Must-know for interviews: - Three architecture families: encoder-only (bidirectional, MLM, classification), decoder-only (causal, CLM, generation), encoder-decoder (cross-attention, seq2seq) - Decoder-only dominates production for general LLMs — simple CLM objective + instruction fine-tuning = powerful general purpose model - BERT uses bidirectional attention — cannot generate; best for embeddings and classification - MoE: sparse routing selects top-K experts per token → large total params, small active params - LLaMA-3, Gemma, Mistral all use GQA for efficient KV caching - When in doubt in 2024: reach for decoder-only (LLaMA-3, Gemma)

Quick recall Q&A: - Why can BERT not generate text? BERT was trained with MLM (predict masked tokens), not CLM (predict next token) — it has no autoregressive generation mechanism. - What is MoE and what is the key tradeoff?

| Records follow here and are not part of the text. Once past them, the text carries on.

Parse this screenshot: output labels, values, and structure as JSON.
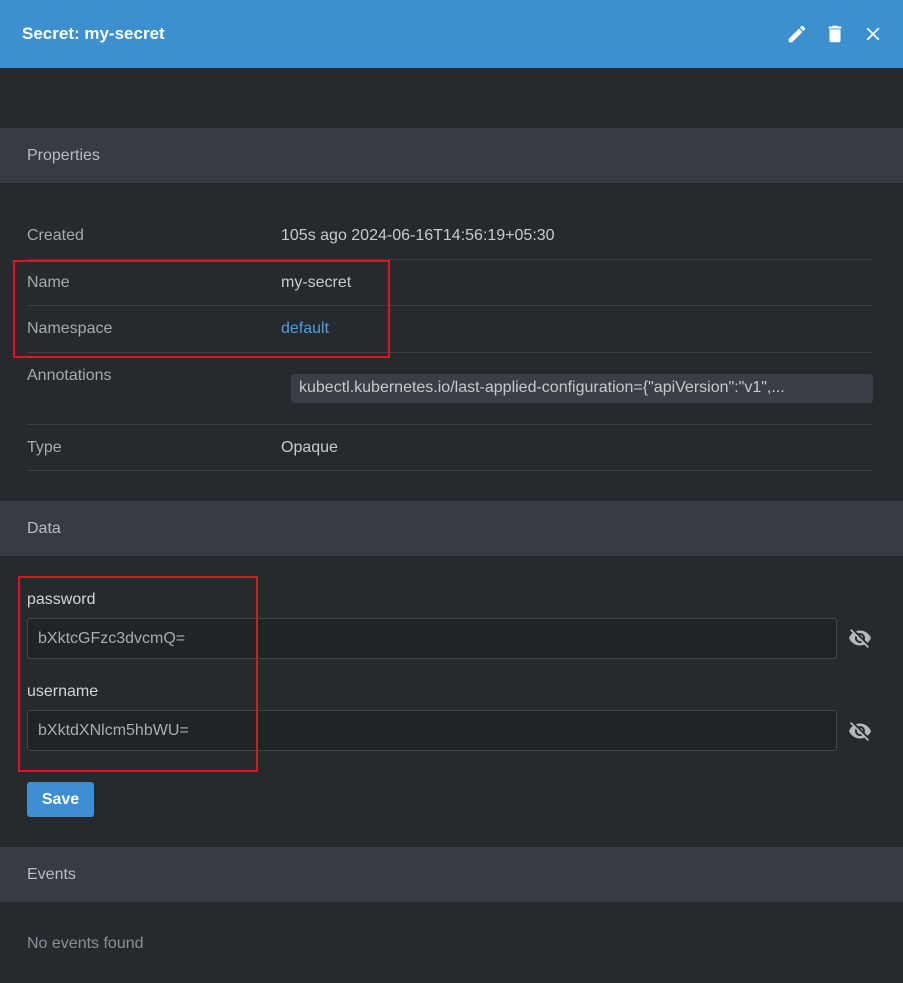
{
  "header": {
    "title": "Secret: my-secret",
    "actions": [
      {
        "name": "edit",
        "icon": "pencil-icon"
      },
      {
        "name": "delete",
        "icon": "trash-icon"
      },
      {
        "name": "close",
        "icon": "close-icon"
      }
    ]
  },
  "sections": {
    "properties": "Properties",
    "data": "Data",
    "events": "Events"
  },
  "properties": {
    "created": {
      "label": "Created",
      "value": "105s ago 2024-06-16T14:56:19+05:30"
    },
    "name": {
      "label": "Name",
      "value": "my-secret"
    },
    "namespace": {
      "label": "Namespace",
      "value": "default"
    },
    "annotations": {
      "label": "Annotations",
      "value": "kubectl.kubernetes.io/last-applied-configuration={\"apiVersion\":\"v1\",..."
    },
    "type": {
      "label": "Type",
      "value": "Opaque"
    }
  },
  "data": {
    "items": [
      {
        "key": "password",
        "value": "bXktcGFzc3dvcmQ="
      },
      {
        "key": "username",
        "value": "bXktdXNlcm5hbWU="
      }
    ],
    "save_label": "Save"
  },
  "events": {
    "empty_text": "No events found"
  },
  "colors": {
    "header": "#3d90d0",
    "background": "#262a2f",
    "section": "#383c42",
    "link": "#4a9ee0",
    "highlight": "#e0141c"
  }
}
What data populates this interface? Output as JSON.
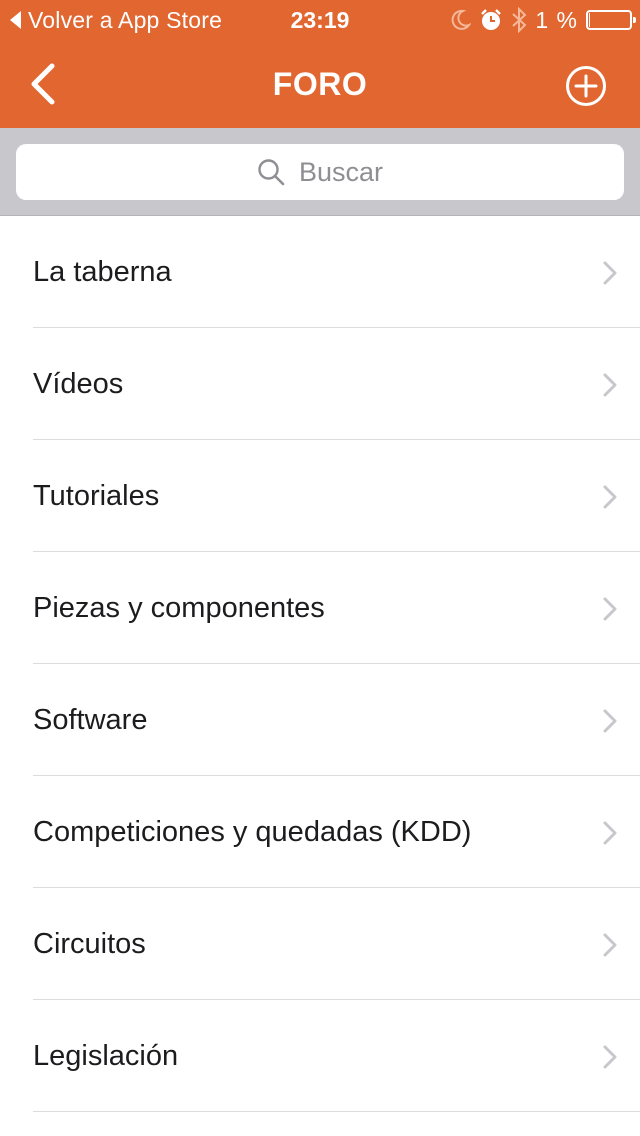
{
  "status_bar": {
    "back_to_app": "Volver a App Store",
    "time": "23:19",
    "battery_text": "1 %",
    "battery_level_percent": 1,
    "icons": [
      "moon-icon",
      "alarm-icon",
      "bluetooth-icon",
      "battery-icon"
    ]
  },
  "nav": {
    "title": "FORO",
    "back_icon": "chevron-left-icon",
    "add_icon": "plus-circle-icon"
  },
  "search": {
    "placeholder": "Buscar",
    "icon": "search-icon"
  },
  "categories": [
    {
      "label": "La taberna"
    },
    {
      "label": "Vídeos"
    },
    {
      "label": "Tutoriales"
    },
    {
      "label": "Piezas y componentes"
    },
    {
      "label": "Software"
    },
    {
      "label": "Competiciones y quedadas (KDD)"
    },
    {
      "label": "Circuitos"
    },
    {
      "label": "Legislación"
    }
  ],
  "colors": {
    "accent": "#e16630",
    "search_bg": "#c8c7cc",
    "chevron": "#c7c7cc",
    "separator": "#dcdce0"
  }
}
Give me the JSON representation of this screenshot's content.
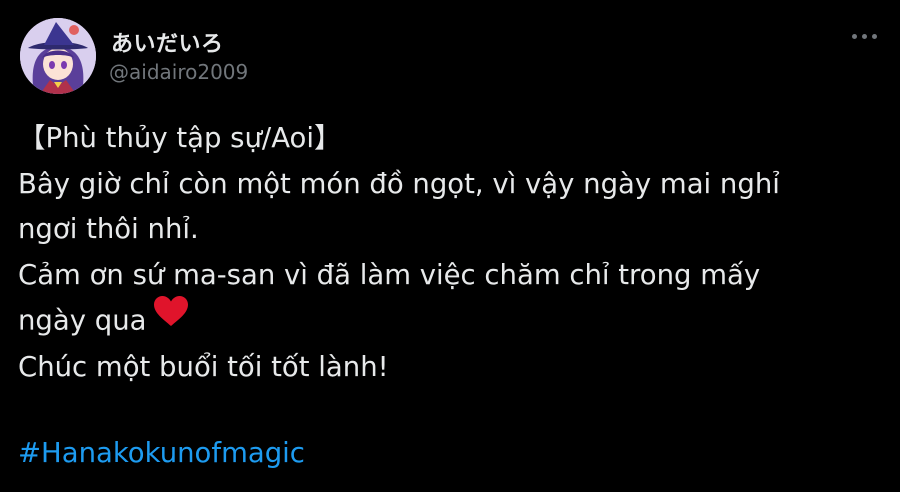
{
  "author": {
    "display_name": "あいだいろ",
    "handle": "@aidairo2009",
    "avatar_icon": "avatar-witch-character"
  },
  "menu": {
    "more_icon": "more-horizontal-icon"
  },
  "tweet": {
    "lines": [
      "【Phù thủy tập sự/Aoi】",
      "Bây giờ chỉ còn một món đồ ngọt, vì vậy ngày mai nghỉ",
      "ngơi thôi nhỉ.",
      "Cảm ơn sứ ma-san vì đã làm việc chăm chỉ trong mấy",
      "ngày qua",
      "Chúc một buổi tối tốt lành!"
    ],
    "emoji": "red-heart",
    "hashtag": "#Hanakokunofmagic"
  },
  "colors": {
    "background": "#000000",
    "text": "#e7e9ea",
    "secondary": "#71767b",
    "link": "#1d9bf0",
    "heart": "#e0142b"
  }
}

Multiple expert FFNs with sparse routing — scales capacity without proportional compute, but requires load balancing and has communication overhead in distributed settings. - Why did decoder-only beat encoder-decoder for summarization? At scale + instruction fine-tuning, decoder-only generalizes across tasks without architectural inductive bias; operational simplicity wins. - Name 3 decoder-only models and their context lengths. LLaMA-3.1 (128K), Gemma 2 (8K), Mistral 7B (32K).